In this paper, we propose conversational Q&A, which is based on ontology about specialized knowledge domain that can convert the existing Q&A system into chatbot. And we suggest it would shorten the search behavior and re-evaluate the efficiency of information retrieval. Especially conversational Q & A based on ontology is shown to be able to reduce the steps of ISB, which made it more useful, usable, desirable and desirable. It also appears that the difficulty of choosing terms is reduced, and the accuracy is improved because it is easier to search in appropriate terms. We can see the effect that ontology can have on the conversational Q&A system, and the necessity is suggested.

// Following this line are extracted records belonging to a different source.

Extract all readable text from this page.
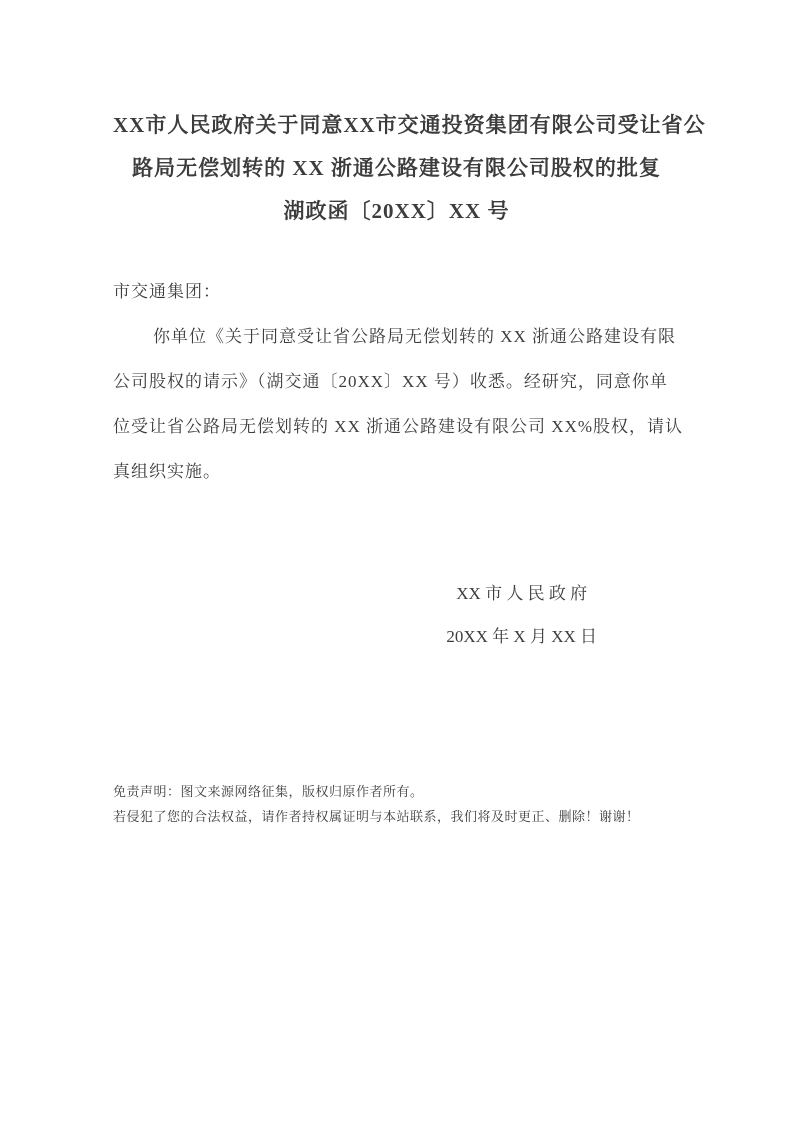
XX市人民政府关于同意XX市交通投资集团有限公司受让省公
路局无偿划转的 XX 浙通公路建设有限公司股权的批复
湖政函〔20XX〕XX 号
市交通集团：
你单位《关于同意受让省公路局无偿划转的 XX 浙通公路建设有限
公司股权的请示》（湖交通〔20XX〕XX 号）收悉。经研究，同意你单
位受让省公路局无偿划转的 XX 浙通公路建设有限公司 XX%股权，请认
真组织实施。
XX 市 人 民 政 府
20XX 年 X 月 XX 日
免责声明：图文来源网络征集，版权归原作者所有。
若侵犯了您的合法权益，请作者持权属证明与本站联系，我们将及时更正、删除！谢谢！
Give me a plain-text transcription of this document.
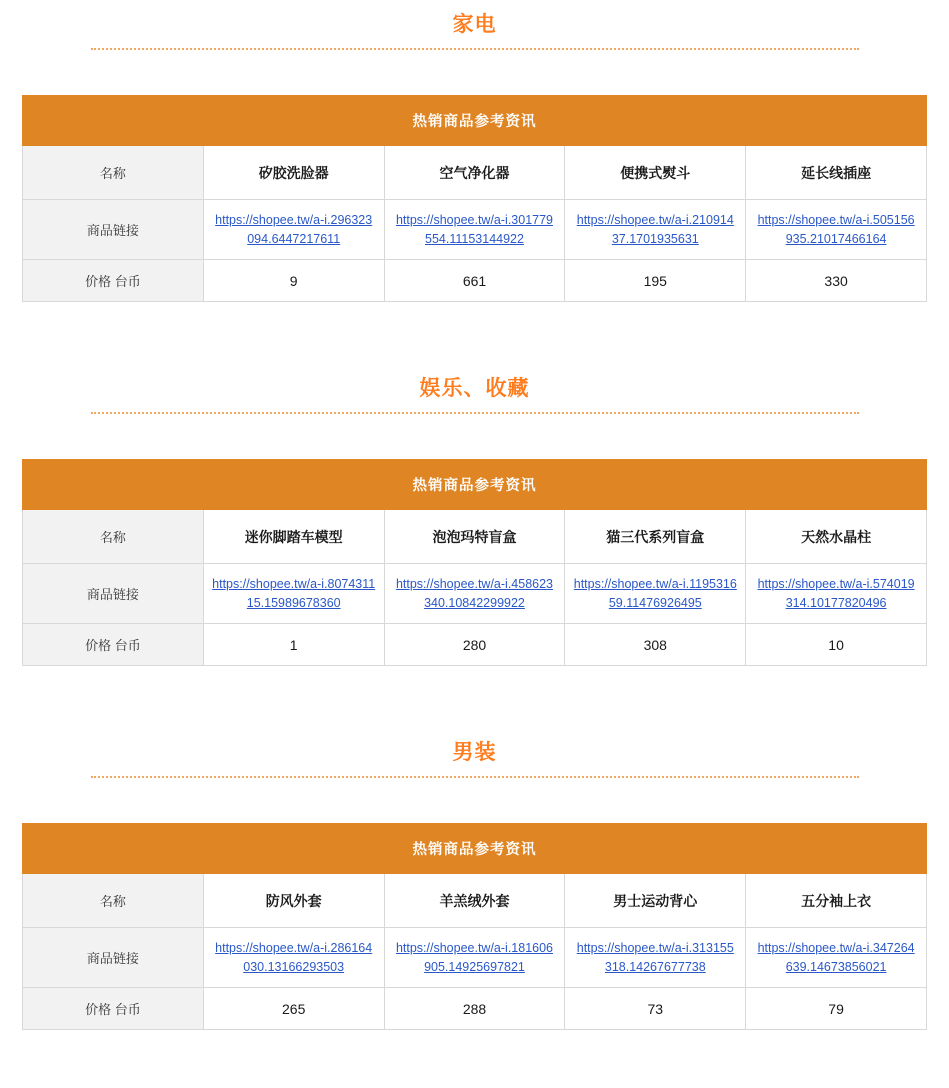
家电
热销商品参考资讯				
名称	矽胶洗脸器	空气净化器	便携式熨斗	延长线插座
商品链接	https://shopee.tw/a-i.296323094.6447217611	https://shopee.tw/a-i.301779554.11153144922	https://shopee.tw/a-i.21091437.1701935631	https://shopee.tw/a-i.505156935.21017466164
价格 台币	9	661	195	330
娱乐、收藏
热销商品参考资讯				
名称	迷你脚踏车模型	泡泡玛特盲盒	猫三代系列盲盒	天然水晶柱
商品链接	https://shopee.tw/a-i.807431115.15989678360	https://shopee.tw/a-i.458623340.10842299922	https://shopee.tw/a-i.119531659.11476926495	https://shopee.tw/a-i.574019314.10177820496
价格 台币	1	280	308	10
男装
热销商品参考资讯				
名称	防风外套	羊羔绒外套	男士运动背心	五分袖上衣
商品链接	https://shopee.tw/a-i.286164030.13166293503	https://shopee.tw/a-i.181606905.14925697821	https://shopee.tw/a-i.313155318.14267677738	https://shopee.tw/a-i.347264639.14673856021
价格 台币	265	288	73	79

One of the important reasons why ontology based chatbot should be actively utilized in the field of special knowledge lies in the divergence between common term and terminology. Chatbots can solve users’ questions through conversations, and conversations are interactive rather than one-sided communication. In other words, the user can inquire about the questions that he/she is curious about and can obtain results with high accuracy. If it is difficult to select the appropriate words to search for special knowledge, the user can ask the user what he/she wants by suggesting similar terminology related to the inputted common term, and then it can make a dialogue that lists and presents questions in order. Therefore, it simplifies the complex search behavior in special knowledge search and enables users to find out what they are interested in through active intervention. These chatbots should be based on the ontology and can be optimized by applying the Q & A system that users have raised their own questions.

5.1 Future Work

However, this study suggests only the specialized Q&A chatbot concept, and there is a limitation in identifying classifier for mapping on the category network. It is necessary to ask for expert about the category of the terms or make specific classifier for simplified taxation. Also, it is necessary to ask usability to much more users to quantize. We show the transformation process to conversational Q&A system, so the number of attendants for usability test is not enough to rationalize the efficiency. It could be next step for this study and would make conversational system more useful.